One in five U.S. households used an online grocery delivery service during the prior month, according to the study, released Wednesday by Mercatus. Among the households that chose not to use delivery, the top two reasons were tied at 62% each between “I do not want to pay for the extra charges, fees and tips” and “I like to select my own fruits and vegetables.”
The oldest customer group, those over age 60, was significantly more concerned with picking their own produce versus younger shoppers (75% vs. 53%), while the desire to avoid paying the service-related costs was the same across all age groups. Only one in seven households (14%) cited “the products are more expensive online than in the store” as a reason for not using a delivery service.
“If you are a grocery delivery customer — especially one using a third-party marketplace — it’s understandable that you may want to find ways to pay less given inflation’s impact on purchasing power,” explained Mark Fairhurst, vice president of marketing at Mercatus. “These incremental costs, including delivery fees, shopper service charges, fuel surcharges and even a very modest tip, are some of the last things customers view during the checkout stage, and they can add $20 or more to the bill.”

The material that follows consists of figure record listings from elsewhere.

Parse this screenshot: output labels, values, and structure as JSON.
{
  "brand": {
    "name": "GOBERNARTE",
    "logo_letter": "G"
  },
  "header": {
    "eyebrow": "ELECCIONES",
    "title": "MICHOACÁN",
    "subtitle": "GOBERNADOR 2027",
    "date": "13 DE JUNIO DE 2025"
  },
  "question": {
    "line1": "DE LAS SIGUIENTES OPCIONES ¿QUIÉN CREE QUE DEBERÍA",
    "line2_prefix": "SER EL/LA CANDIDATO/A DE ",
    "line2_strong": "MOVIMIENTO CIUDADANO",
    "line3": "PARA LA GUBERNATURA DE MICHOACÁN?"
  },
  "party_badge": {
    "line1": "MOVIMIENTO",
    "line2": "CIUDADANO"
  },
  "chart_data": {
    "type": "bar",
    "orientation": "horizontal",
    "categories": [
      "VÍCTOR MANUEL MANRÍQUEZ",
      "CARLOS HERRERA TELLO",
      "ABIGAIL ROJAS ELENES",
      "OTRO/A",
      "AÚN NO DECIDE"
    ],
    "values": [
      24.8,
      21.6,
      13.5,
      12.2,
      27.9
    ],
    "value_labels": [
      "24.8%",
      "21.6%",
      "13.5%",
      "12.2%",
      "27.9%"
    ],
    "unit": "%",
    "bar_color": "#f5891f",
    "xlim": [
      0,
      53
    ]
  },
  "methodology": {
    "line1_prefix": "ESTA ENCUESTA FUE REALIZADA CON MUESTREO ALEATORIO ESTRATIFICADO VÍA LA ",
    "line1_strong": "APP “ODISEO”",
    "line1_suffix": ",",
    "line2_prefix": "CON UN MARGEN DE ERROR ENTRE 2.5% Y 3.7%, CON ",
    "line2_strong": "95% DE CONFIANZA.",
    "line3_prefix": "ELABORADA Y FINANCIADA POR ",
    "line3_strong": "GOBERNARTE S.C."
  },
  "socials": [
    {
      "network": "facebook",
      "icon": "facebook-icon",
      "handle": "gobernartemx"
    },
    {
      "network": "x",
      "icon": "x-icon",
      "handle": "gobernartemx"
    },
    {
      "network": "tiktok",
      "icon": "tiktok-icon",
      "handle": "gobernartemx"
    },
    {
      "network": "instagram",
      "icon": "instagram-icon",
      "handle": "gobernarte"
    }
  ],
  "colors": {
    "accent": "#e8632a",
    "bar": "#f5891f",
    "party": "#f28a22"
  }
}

So given the choice, customers are much more likely to select a time slot later the same day, or even the next day, if that meant they could pay a lower delivery fee, Mercatus found.
When presented with a fixed fee of $9.95 for a large order (greater than $100), over 30% of customers selected to receive their order within 30 to 60 minutes, more than 40% selected to receive it within one to three hours, and fewer than 10% opted for the next day or later. However, when offered a variable fee that scaled down as the delivery time was extended, the share of shoppers that selected delivery within the 30- to 60-minute and one- to three-hour windows declined by more than half, while over 40% of customers selected to receive the order next day or longer.
“These findings reinforce the idea that customers are more sensitive to the added service costs that they can plainly see,” commented David Bishop, partner at Brick Meets Click, which focuses on how digital technology impacts food sales and marketing. “This makes sense, because accurately perceiving differences in product pricing online versus in-store, even with known value items, requires more effort on the customer’s part.”
Today, most customers only need to choose when they’d like to receive their order, as the delivery fee at that point is usually fixed. But the Mercatus/Brick Meets Click research found grocers should consider a variable fee approach based on when a customer would like to receive the order.
“Grocery customers don’t want to pay more than they must, and the explicit fees that come with online delivery are a big speed bump,” noted Sylvain Perrier, president and CEO of Mercatus. “Other aspects of this research reinforce that grocery customers shop regional grocers for different reasons than big-box mass retailers like Target or Walmart. Being more convenient is the main reason customers prefer grocery over a mass retailer, followed by the quality of the products they want to buy.”
The Mercatus omnichannel shopper behavior research was conducted by Brick Meets Click via an online survey on June 30 and July 1 with 1,847 U.S. adults. The current research, the first of a three-part series, also explored other areas of importance for regional grocers, including where households primarily shopped, how the customer demographics varied by retailer type and reasons for selecting a primary grocery store.